An Explainable Diagnostic Framework for Neurodegenerative Dementias via Reinforcement-Optimized LLM Reasoning
Andrew Zamai, Nathanael Fijalkow, Boris Mansencal, Laurent Simon, Eloi Navet, Pierrick Coupe
TL;DR
This paper tackles the difficulty of differentiating neurodegenerative dementias using MRI by converting high-resolution brain scans into textual radiology reports and leveraging reasoning-capable LLMs to perform differential diagnosis. A modular pipeline (MRI segmentation, volume ratios, normative atrophy modeling, and radiology report generation) provides semantically meaningful inputs to LLMs, while reinforcement learning with Group Relative Policy Optimization (GRPO) trains lightweight models to produce structured, anatomically grounded diagnostic rationales during inference. The study demonstrates that GRPO-finetuned 8B models can match or surpass larger models in diagnostic accuracy and generate coherent, hypothesis-driven rationales, outperforming traditional classification-only approaches. This work highlights the potential of inference-time reasoning with interpretable explanations to enhance clinical trust and utility in AI-driven neuroimaging diagnostics, offering a practical framework for transparent, data-efficient medical AI. The core mathematical construct, the Structural Deviation Score $SDS$, anchors the qualitative report generation to normative neuroanatomical trajectories, enabling standardized severity mapping across brain regions.$
Abstract
The differential diagnosis of neurodegenerative dementias is a challenging clinical task, mainly because of the overlap in symptom presentation and the similarity of patterns observed in structural neuroimaging. To improve diagnostic efficiency and accuracy, deep learning-based methods such as Convolutional Neural Networks and Vision Transformers have been proposed for the automatic classification of brain MRIs. However, despite their strong predictive performance, these models find limited clinical utility due to their opaque decision making. In this work, we propose a framework that integrates two core components to enhance diagnostic transparency.

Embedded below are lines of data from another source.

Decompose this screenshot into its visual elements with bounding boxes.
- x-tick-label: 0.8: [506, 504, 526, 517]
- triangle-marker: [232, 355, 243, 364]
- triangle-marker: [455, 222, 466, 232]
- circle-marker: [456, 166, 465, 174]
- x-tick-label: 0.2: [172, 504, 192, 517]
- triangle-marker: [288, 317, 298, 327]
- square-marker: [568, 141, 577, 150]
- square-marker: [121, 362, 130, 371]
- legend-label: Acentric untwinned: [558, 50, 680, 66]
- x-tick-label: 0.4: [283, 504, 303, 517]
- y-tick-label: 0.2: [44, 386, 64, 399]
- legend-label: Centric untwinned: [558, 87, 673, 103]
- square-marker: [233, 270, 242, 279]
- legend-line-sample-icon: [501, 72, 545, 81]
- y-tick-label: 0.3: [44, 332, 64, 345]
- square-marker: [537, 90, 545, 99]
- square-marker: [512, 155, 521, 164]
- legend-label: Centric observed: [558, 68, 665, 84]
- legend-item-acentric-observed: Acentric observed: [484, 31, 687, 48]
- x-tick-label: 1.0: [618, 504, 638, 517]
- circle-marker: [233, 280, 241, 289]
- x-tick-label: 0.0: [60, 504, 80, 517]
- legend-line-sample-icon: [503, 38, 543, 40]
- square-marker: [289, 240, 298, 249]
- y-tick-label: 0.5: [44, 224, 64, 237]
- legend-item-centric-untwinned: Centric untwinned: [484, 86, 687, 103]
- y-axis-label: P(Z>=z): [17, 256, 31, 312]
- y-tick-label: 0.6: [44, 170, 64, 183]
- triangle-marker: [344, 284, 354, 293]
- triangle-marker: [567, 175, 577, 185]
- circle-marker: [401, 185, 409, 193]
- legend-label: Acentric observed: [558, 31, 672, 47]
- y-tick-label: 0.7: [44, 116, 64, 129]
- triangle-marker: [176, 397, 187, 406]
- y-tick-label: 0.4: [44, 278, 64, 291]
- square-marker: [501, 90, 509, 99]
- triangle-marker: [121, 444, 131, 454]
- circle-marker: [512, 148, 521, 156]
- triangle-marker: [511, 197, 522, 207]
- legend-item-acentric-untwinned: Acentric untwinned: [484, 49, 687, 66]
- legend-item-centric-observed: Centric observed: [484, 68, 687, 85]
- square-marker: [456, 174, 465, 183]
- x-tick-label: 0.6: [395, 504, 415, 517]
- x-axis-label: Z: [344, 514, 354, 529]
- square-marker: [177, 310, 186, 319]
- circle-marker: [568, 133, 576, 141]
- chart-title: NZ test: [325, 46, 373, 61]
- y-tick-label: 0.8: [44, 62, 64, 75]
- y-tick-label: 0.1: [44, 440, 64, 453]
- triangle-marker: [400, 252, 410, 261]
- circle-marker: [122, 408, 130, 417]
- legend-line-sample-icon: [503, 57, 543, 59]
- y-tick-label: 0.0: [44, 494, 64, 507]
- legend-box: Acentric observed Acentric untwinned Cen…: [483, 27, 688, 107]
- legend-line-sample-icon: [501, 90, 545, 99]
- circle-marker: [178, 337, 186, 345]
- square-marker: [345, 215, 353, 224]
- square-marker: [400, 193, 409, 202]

First, we introduce a modular pipeline for converting 3D T1-weighted brain MRIs into textual radiology reports. Second, we explore the potential of modern Large Language Models (LLMs) to assist clinicians in the differential diagnosis between Frontotemporal dementia subtypes, Alzheimer's disease, and normal aging based on the generated reports. To bridge the gap between predictive accuracy and explainability, we employ reinforcement learning to incentivize diagnostic reasoning in LLMs. Without requiring supervised reasoning traces or distillation from larger models, our approach enables the emergence of structured diagnostic rationales grounded in neuroimaging findings. Unlike post-hoc explainability methods that retrospectively justify model decisions, our framework generates diagnostic rationales as part of the inference process-producing causally grounded explanations that inform and guide the model's decision-making process. In doing so, our framework matches the diagnostic performance of existing deep learning methods while offering rationales that support its diagnostic conclusions.